Investigate further into the bleached out, coloured deserts of Biophillick’s world, though, and you start to notice something different. An overwhelming intense romanticism that brings to mind the android opera of Klaus Nomi. Like Nomi, Biophillick sings in a tight-gripped yet delicate falsetto, conjuring up a desperate and uncanny quasi-human yearning. Unlike Nomi, Bio proffers his voice to be ripped to shreds by machines, who drag and stretch and smear it into an expressionistic landscape of whelps and sighs, chants and moans.
In his first EP for Dionysian Industrial Complex, Biophillick explores further into the wilderness.

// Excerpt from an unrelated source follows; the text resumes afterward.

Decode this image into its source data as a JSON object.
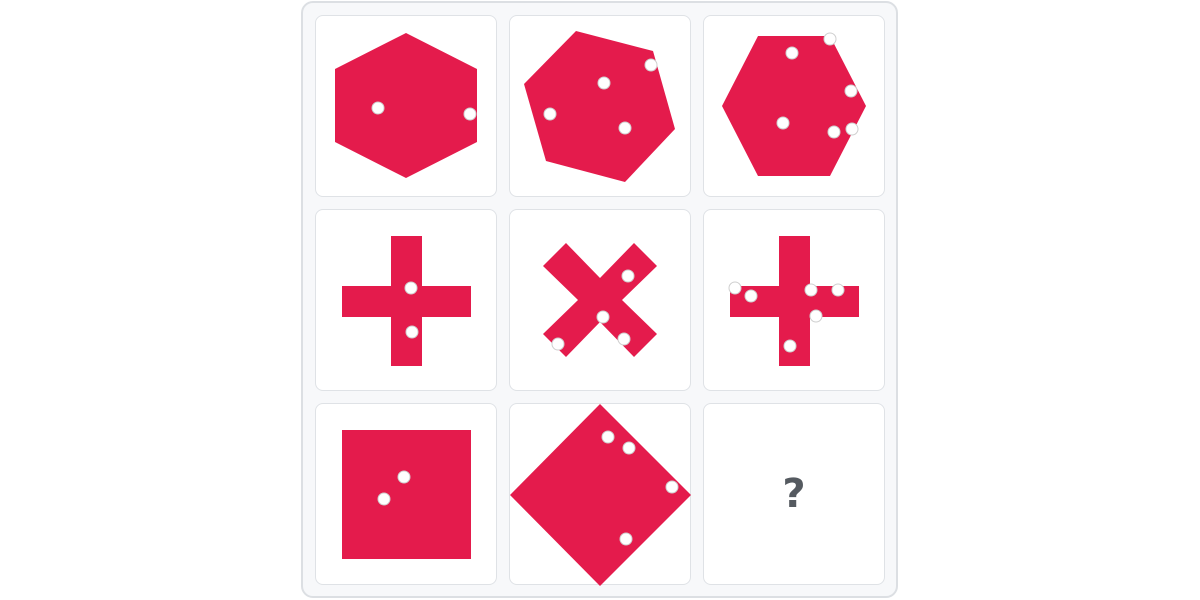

In the dry Brazilian Cerrado, where there is no protection from the sky; beneath the wheeling seasons of deathray sun, clawed lightning and ice crystal stars; he finds troops of cosmic primates whose extra-terrestrial ancestors crash-landed here on the quartz plateau millennia ago. Biophillick lends voice to their playful, changing moods – shy and inquisitive, melancholy and lovelorn, proud, seductive, messianic – as they wander across an aural geography as vast and diagrammatic as a Nazca geoglyph, past outcrops of stark rhythm, black pools of drone, glitched and stunted twangs, and haunting flutes and whistles.